Den recht dünnen Teig etwa 10 Minuten ruhen lassen.- Butter
Eine beschichtete Pfanne auf mittlerer Stufe erhitzen. Etwas Butter oder Öl hineingeben. Pro Pfannkuchen etwa ein Achtel des Teigs in die Pfanne geben und durch Schwenken verteilen.
Sobald die Oberfläche weitgehend fest ist und sich der Pfannkuchen leicht lösen lässt, wenden und die zweite Seite goldgelb ausbacken.- Den übrigen Teig auf dieselbe Weise ausbacken. Vor jedem neuen Pfannkuchen den Teig kurz umrühren. Die fertigen Pfannkuchen sofort servieren oder bei etwa 50 Grad im Backofen warmhalten.
Diese Zutaten braucht ihr
- Weizenmehl Type 405 sorgt für einen glatten Teig und eine schöne, weiche Konsistenz, lässt sich aber problemlos durch helles Dinkelmehl ersetzen.
- Milch bildet quasi die Basis des Pfannkuchenteigs. Ein Teil davon wird in diesem Rezept durch Mineralwasser mit Sprudel ersetzt. In meinen Tests wurden die Pfannkuchen durch die Kohlensäure immer etwas lockerer, der Unterschied ist allerdings kleiner als oft behauptet. Wer möchte, kann also auch nur Milch verwenden.
- Eier sorgen für Bindung, Stabilität und Geschmack. Sie machen die Pfannkuchen „elastisch“ und verhindern, dass sie beim Wenden reißen.
- Zucker sorgt nicht nur für Süße, sondern unterstützt auch die schöne goldgelbe Farbe. Die Menge lässt sich nach Geschmack erhöhen oder verringern.
- Butter oder Öl eignen sich zum Ausbacken gleichermaßen, genauso wie Butterschmalz. Wie viel Fett benötigt wird, hängt stark von eurer verwendeten Pfanne ab.
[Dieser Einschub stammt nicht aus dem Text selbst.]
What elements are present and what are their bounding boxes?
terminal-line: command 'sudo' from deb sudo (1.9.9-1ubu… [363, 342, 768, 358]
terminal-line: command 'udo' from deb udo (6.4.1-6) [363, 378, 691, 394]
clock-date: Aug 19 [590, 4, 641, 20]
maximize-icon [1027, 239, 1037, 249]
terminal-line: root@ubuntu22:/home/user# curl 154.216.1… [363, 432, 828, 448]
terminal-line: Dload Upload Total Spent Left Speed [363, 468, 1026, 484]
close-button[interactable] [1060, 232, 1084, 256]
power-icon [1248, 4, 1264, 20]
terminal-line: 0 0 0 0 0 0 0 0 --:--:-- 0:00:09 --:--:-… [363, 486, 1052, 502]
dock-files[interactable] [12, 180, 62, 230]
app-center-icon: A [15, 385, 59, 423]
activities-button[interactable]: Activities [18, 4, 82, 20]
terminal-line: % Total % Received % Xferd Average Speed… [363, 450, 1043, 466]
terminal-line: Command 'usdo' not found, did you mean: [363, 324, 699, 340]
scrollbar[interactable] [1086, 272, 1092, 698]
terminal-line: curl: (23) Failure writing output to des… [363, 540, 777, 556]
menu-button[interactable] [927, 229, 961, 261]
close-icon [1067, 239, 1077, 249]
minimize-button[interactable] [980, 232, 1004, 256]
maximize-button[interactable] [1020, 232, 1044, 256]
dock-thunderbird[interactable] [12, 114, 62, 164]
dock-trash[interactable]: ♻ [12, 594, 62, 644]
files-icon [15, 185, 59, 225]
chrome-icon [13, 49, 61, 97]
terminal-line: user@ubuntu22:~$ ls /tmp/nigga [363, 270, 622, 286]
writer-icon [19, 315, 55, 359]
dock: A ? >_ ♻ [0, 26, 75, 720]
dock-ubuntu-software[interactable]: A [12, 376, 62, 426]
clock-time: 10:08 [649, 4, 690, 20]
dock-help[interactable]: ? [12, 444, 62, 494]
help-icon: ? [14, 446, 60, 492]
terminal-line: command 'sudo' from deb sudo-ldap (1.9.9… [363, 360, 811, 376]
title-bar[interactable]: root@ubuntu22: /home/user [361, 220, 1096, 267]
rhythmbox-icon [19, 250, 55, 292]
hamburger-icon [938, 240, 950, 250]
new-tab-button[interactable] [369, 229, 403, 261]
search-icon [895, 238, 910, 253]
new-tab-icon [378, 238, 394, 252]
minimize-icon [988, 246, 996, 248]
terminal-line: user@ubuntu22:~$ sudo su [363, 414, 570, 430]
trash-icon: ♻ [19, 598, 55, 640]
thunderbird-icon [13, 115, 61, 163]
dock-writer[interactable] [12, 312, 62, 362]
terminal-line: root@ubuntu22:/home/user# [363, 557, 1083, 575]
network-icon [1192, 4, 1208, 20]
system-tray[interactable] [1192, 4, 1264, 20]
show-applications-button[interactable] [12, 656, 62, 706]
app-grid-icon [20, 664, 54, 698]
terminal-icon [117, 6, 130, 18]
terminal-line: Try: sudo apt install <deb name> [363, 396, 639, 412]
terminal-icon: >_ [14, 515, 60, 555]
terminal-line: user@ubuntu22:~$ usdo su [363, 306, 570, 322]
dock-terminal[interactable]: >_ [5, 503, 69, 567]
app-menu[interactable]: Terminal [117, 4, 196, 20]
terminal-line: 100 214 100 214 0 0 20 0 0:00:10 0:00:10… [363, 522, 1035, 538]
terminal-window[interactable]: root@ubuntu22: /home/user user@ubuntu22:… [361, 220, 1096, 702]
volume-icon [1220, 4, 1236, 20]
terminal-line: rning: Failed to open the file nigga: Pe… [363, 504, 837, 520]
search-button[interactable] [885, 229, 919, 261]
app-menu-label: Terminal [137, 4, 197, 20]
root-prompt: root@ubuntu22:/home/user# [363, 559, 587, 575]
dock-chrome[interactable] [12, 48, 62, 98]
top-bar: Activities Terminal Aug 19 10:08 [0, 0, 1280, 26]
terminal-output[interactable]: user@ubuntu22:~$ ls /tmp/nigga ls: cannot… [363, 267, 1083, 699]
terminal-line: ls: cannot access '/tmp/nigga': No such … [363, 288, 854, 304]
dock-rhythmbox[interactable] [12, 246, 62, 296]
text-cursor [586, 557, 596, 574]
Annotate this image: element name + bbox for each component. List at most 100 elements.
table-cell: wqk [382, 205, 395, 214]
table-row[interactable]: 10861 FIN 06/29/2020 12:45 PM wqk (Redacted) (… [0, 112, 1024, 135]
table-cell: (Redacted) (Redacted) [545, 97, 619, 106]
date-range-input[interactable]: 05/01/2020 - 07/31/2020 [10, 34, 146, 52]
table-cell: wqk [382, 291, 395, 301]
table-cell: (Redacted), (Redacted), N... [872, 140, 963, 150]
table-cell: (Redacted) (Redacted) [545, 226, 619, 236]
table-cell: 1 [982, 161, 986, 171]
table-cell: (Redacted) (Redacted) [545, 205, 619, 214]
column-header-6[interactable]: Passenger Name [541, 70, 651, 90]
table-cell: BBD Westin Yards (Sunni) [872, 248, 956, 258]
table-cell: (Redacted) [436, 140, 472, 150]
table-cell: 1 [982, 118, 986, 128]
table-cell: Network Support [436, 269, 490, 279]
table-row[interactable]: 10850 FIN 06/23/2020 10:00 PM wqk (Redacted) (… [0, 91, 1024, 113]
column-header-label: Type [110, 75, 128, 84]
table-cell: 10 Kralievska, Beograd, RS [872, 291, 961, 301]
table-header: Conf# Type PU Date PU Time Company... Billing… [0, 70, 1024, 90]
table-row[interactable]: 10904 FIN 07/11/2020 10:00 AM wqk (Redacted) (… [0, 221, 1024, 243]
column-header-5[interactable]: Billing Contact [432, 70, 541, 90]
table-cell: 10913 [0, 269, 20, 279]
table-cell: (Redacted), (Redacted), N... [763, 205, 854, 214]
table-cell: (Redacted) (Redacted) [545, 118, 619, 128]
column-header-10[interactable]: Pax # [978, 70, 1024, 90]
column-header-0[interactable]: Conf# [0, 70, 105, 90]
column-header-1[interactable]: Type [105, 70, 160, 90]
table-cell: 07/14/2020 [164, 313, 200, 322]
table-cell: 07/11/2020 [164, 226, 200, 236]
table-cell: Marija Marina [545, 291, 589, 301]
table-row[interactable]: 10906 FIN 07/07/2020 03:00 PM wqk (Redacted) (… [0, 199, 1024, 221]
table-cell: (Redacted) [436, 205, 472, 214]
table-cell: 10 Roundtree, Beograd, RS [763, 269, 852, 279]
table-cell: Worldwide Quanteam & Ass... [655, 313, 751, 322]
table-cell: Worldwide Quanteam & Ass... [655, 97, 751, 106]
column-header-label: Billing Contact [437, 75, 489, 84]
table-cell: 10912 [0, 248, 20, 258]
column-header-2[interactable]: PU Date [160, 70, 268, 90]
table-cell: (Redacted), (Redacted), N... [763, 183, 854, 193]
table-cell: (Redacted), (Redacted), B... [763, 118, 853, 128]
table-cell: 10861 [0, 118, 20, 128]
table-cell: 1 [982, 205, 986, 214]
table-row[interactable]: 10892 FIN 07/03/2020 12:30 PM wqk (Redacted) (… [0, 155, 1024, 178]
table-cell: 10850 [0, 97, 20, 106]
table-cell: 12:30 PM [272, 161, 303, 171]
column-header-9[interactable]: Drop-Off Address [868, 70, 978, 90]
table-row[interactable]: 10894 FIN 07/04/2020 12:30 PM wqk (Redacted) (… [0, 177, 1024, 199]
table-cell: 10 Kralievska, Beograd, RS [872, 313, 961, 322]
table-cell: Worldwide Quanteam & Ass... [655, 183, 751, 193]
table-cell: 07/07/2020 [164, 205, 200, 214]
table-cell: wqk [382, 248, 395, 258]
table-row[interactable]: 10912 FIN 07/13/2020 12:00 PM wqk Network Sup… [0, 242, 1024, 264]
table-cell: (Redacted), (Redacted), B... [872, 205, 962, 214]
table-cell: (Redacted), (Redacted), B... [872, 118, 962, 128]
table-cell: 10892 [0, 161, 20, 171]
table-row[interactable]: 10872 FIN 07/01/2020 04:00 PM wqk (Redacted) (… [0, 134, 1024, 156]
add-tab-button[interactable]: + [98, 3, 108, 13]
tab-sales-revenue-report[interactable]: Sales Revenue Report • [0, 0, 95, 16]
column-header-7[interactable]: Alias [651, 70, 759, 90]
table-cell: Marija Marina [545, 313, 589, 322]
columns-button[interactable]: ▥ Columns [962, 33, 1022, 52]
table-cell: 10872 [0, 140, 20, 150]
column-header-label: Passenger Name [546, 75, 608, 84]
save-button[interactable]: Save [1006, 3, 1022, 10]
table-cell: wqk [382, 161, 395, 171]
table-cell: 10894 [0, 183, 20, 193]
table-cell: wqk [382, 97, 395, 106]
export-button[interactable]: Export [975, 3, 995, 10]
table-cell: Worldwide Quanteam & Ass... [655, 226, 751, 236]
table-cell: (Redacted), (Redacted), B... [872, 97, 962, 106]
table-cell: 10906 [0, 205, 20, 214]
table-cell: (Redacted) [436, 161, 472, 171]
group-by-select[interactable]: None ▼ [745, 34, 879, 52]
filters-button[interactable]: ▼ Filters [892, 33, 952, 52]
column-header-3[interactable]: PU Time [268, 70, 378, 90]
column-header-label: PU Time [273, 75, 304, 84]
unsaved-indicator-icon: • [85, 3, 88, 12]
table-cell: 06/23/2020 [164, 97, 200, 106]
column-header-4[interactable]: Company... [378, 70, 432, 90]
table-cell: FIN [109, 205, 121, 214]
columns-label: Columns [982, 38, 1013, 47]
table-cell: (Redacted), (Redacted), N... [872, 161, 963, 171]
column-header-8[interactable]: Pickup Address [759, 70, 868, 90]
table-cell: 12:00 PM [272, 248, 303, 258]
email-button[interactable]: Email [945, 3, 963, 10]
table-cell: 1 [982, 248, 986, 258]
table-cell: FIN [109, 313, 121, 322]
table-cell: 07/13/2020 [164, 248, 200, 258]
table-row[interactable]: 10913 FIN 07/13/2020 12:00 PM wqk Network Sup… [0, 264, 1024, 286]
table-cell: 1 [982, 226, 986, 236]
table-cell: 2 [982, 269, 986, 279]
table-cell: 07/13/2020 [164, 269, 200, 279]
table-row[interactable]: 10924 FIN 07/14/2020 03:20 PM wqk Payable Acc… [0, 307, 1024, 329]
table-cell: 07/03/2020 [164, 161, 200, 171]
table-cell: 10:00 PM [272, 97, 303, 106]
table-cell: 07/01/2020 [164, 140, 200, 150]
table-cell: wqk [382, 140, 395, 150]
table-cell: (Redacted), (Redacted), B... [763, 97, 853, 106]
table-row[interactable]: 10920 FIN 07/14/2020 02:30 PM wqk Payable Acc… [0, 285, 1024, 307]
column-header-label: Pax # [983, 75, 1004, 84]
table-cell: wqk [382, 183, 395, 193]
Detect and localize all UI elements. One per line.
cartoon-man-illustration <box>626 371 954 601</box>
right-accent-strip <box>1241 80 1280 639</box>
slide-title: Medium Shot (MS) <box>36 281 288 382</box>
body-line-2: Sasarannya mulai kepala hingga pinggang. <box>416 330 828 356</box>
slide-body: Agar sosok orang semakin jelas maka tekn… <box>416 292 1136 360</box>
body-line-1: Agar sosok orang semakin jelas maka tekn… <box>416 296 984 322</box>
Mein Tipp für Pfannkuchenteig ohne Klümpchen
- Früher habe ich für den Pfannkuchenteig erst Eier und Milch verrührt, dann das Mehl zugegeben. Nach mehreren Testdurchläufen hat sich jedoch eine andere Pfannkuchen-Zutaten-Reihenfolge bewährt: Zuerst werden Milch und Mehl zu einem glatten, ziemlich dicken und weißen Teig verrührt, erst anschließend kommen die Eier einzeln darunter. Der Teig wird dadurch besonders glatt und klümpchenfrei.
- Allgemein ist die richtige Konsistenz wichtiger als die genaue Zutatenliste: Ein guter Pfannkuchenteig sollte cremig vom Löffel laufen und sich später ganz leicht in der Pfanne verteilen lassen. Viele denken erstmal, der Teig sei zu flüssig; das ist aber tatsächlich so gewollt. Die nötige Flüssigkeitsmenge kann je nach Eiergröße leicht variieren. Deshalb lohnt es sich immer, den Teig kurz zu prüfen statt sich ausschließlich auf starre Mengenangaben zu verlassen.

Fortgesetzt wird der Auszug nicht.